Like other consumer goods companies, the world’s largest toothpaste maker has struggled with rising commodity and transportation costs, forcing it to raise prices in regions like Latin America, where it makes the bulk of its revenue.
Higher prices hurt demand, especially in Brazil and Argentina, where Colgate faces stiff competition from Procter & Gamble Co.’s (NYSE: PG) Oral B and Unilever NV’s (NYSE: UN) Close Up.
To keep its market share, the Company said it would spend more on advertising in fiscal 2019, but expects that, along with higher raw materials costs and fluctuating foreign exchange rates, to lead to a mid-single digit decline in earnings per share for the year.

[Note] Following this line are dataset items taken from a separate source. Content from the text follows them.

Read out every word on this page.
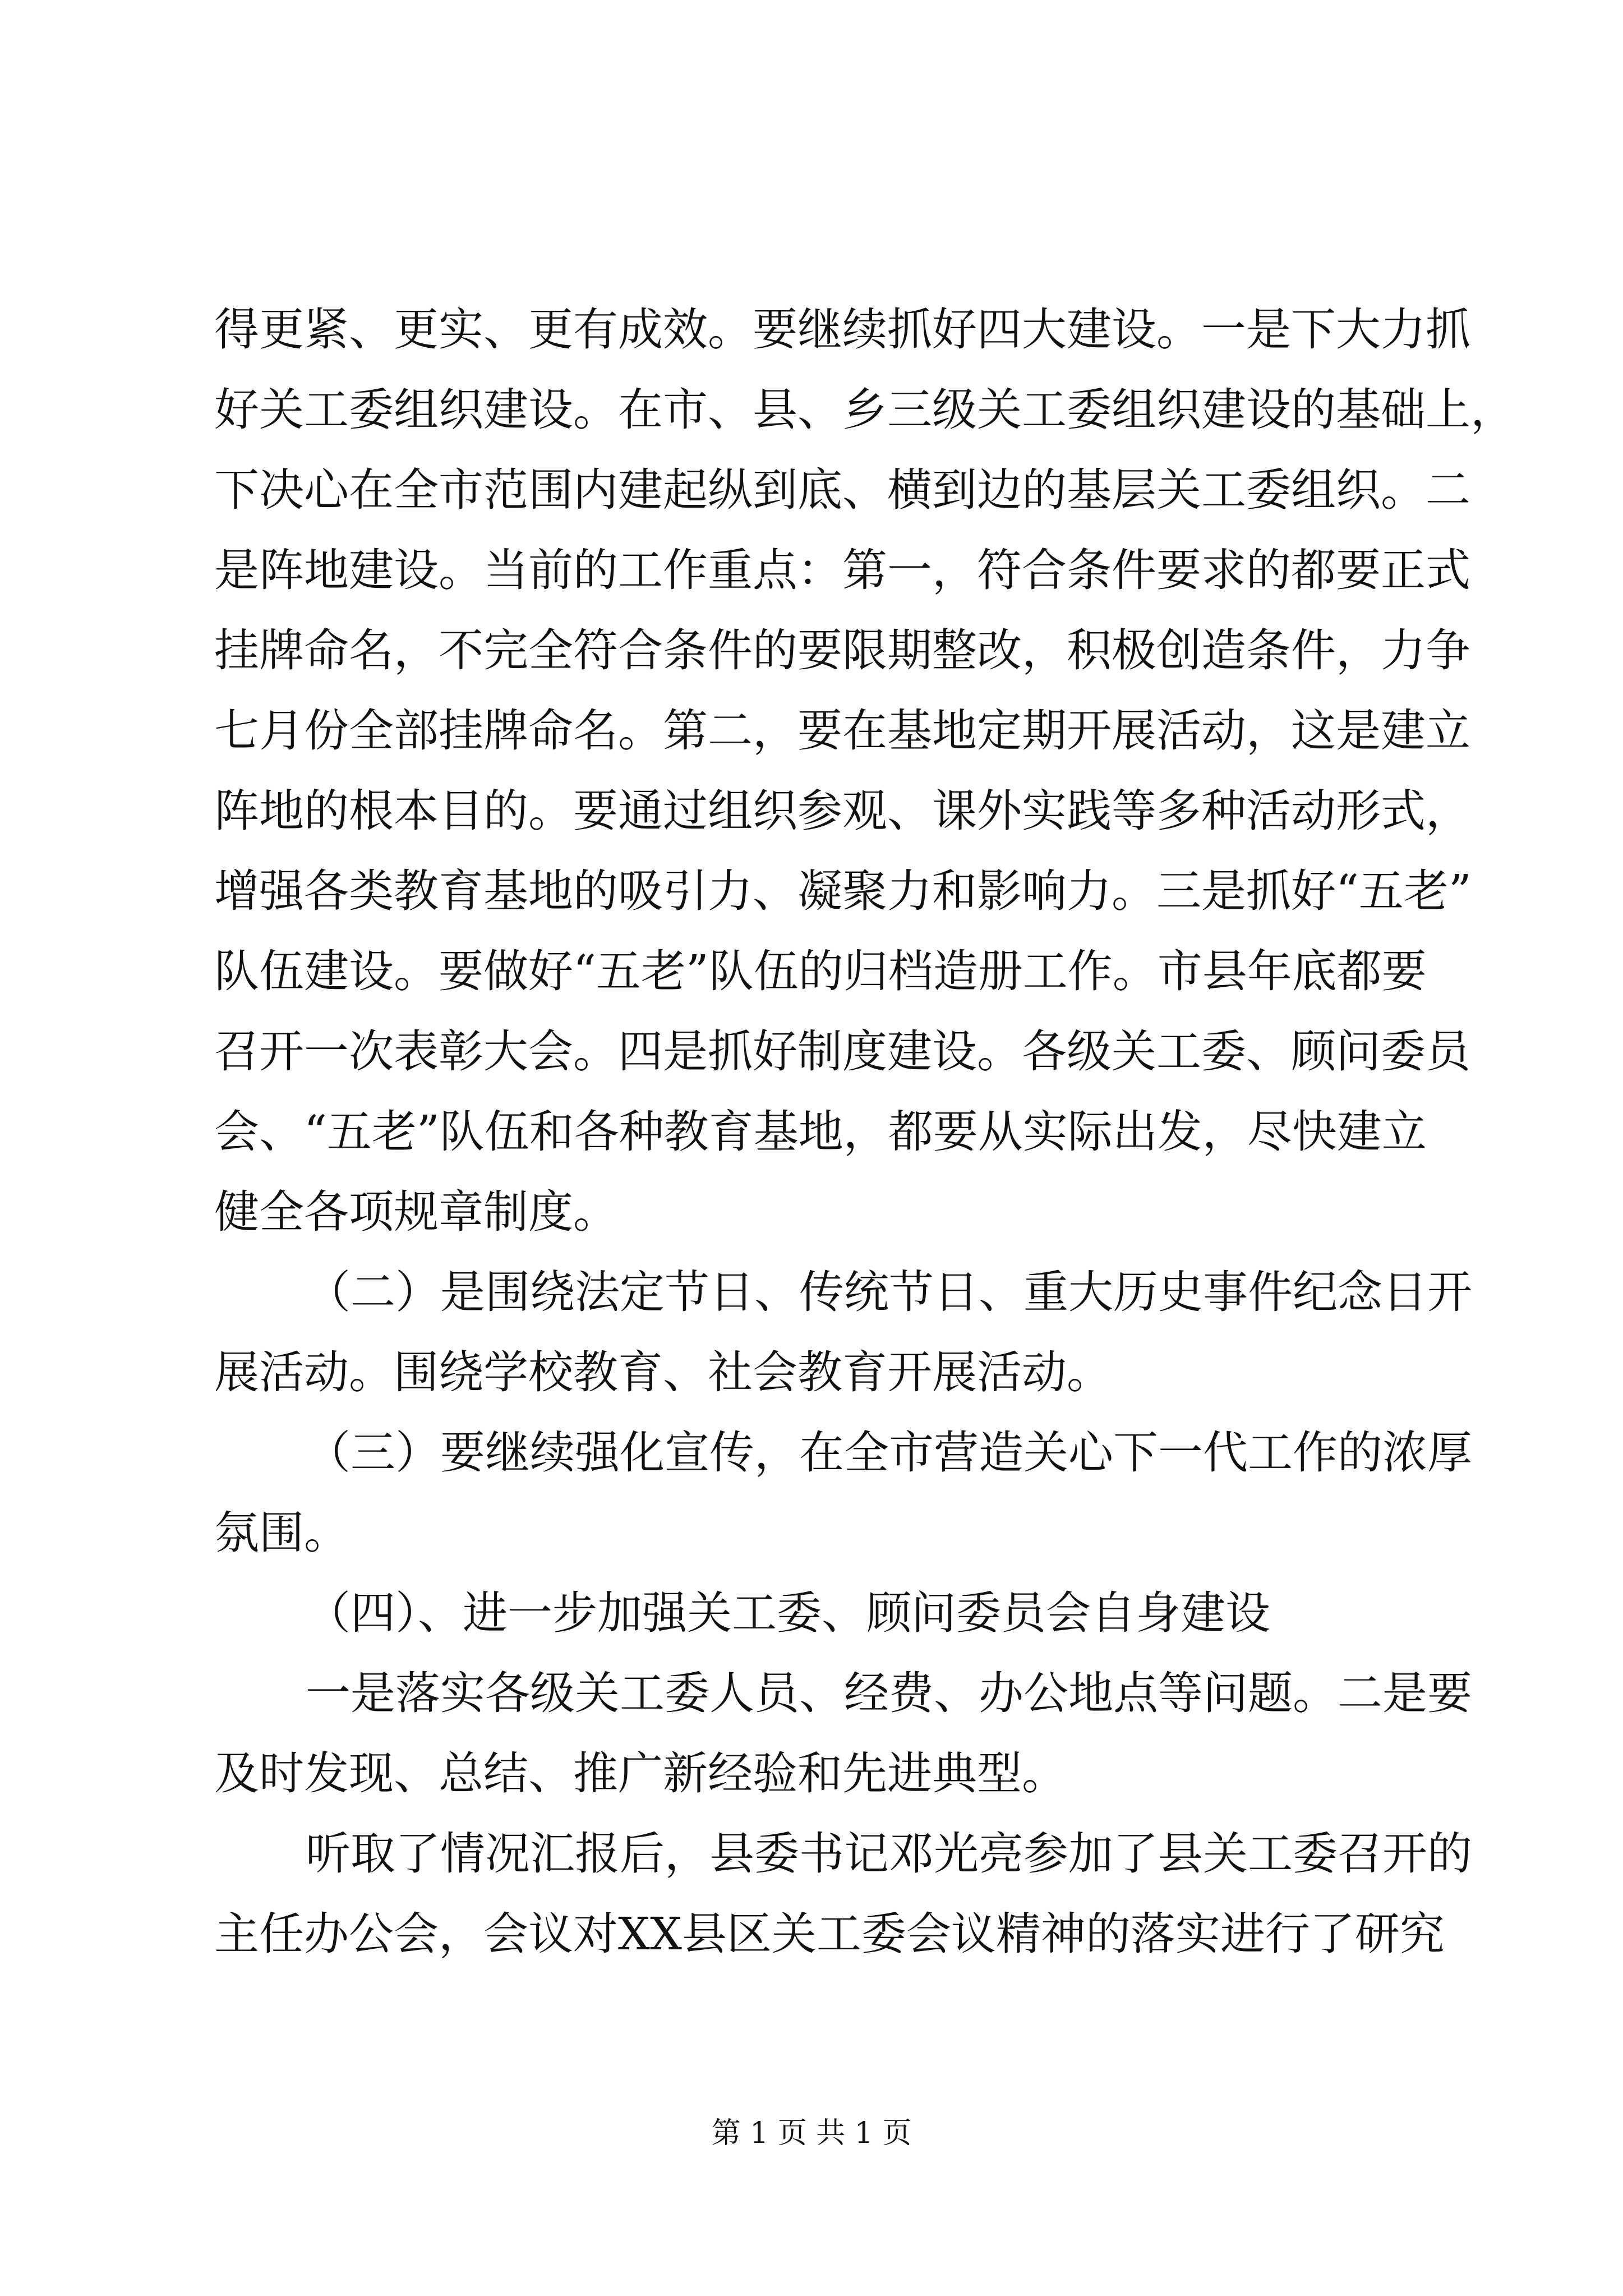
得更紧、更实、更有成效。要继续抓好四大建设。一是下大力抓
好关工委组织建设。在市、县、乡三级关工委组织建设的基础上，
下决心在全市范围内建起纵到底、横到边的基层关工委组织。二
是阵地建设。当前的工作重点：第一，符合条件要求的都要正式
挂牌命名，不完全符合条件的要限期整改，积极创造条件，力争
七月份全部挂牌命名。第二，要在基地定期开展活动，这是建立
阵地的根本目的。要通过组织参观、课外实践等多种活动形式，
增强各类教育基地的吸引力、凝聚力和影响力。三是抓好“五老”
队伍建设。要做好“五老”队伍的归档造册工作。市县年底都要
召开一次表彰大会。四是抓好制度建设。各级关工委、顾问委员
会、“五老”队伍和各种教育基地，都要从实际出发，尽快建立
健全各项规章制度。
（二）是围绕法定节日、传统节日、重大历史事件纪念日开
展活动。围绕学校教育、社会教育开展活动。
（三）要继续强化宣传，在全市营造关心下一代工作的浓厚
氛围。
（四）、进一步加强关工委、顾问委员会自身建设
一是落实各级关工委人员、经费、办公地点等问题。二是要
及时发现、总结、推广新经验和先进典型。
听取了情况汇报后，县委书记邓光亮参加了县关工委召开的
主任办公会，会议对XX县区关工委会议精神的落实进行了研究
第 1 页 共 1 页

Analysts were expecting a 2.4% rise in earnings per share for this year, according to data from Refinitiv.
“Our outlook reflects an increase in raw material prices, an increase in our tax rate year-over-year and the uncertainty surrounding the global economy, exchange rates and pricing,” Chief Executive Officer Ian Cook said in a statement.
Even in North America, where Colgate recorded strong fourth quarter sales, economists have predicted that a consumer boom could be fading due to the U.S. government shutdown, higher interest rates, and trade tensions. The Company, with a 42% share of the global toothpaste market, expects net sales for 2019 to be flat to up low-single digits, compared with analysts’ expectations of a 0.1% fall.
For the fourth quarter, Colgate reported an adjusted net income of USD 638 million, down 3% from a year earlier. On a per-share basis, it earned 74 cents, beating analysts’ estimates of 73 cents.
Net sales in three months ended Dec. 31 fell 2.1% to USD 3.81 Billion, but beat estimates of USD 3.77 Billion, according to Refintiv. Shares of the Company were set to open down 2.7% to USD 60.50 in early trading, adding to a 19% decline its stock has seen over the past year.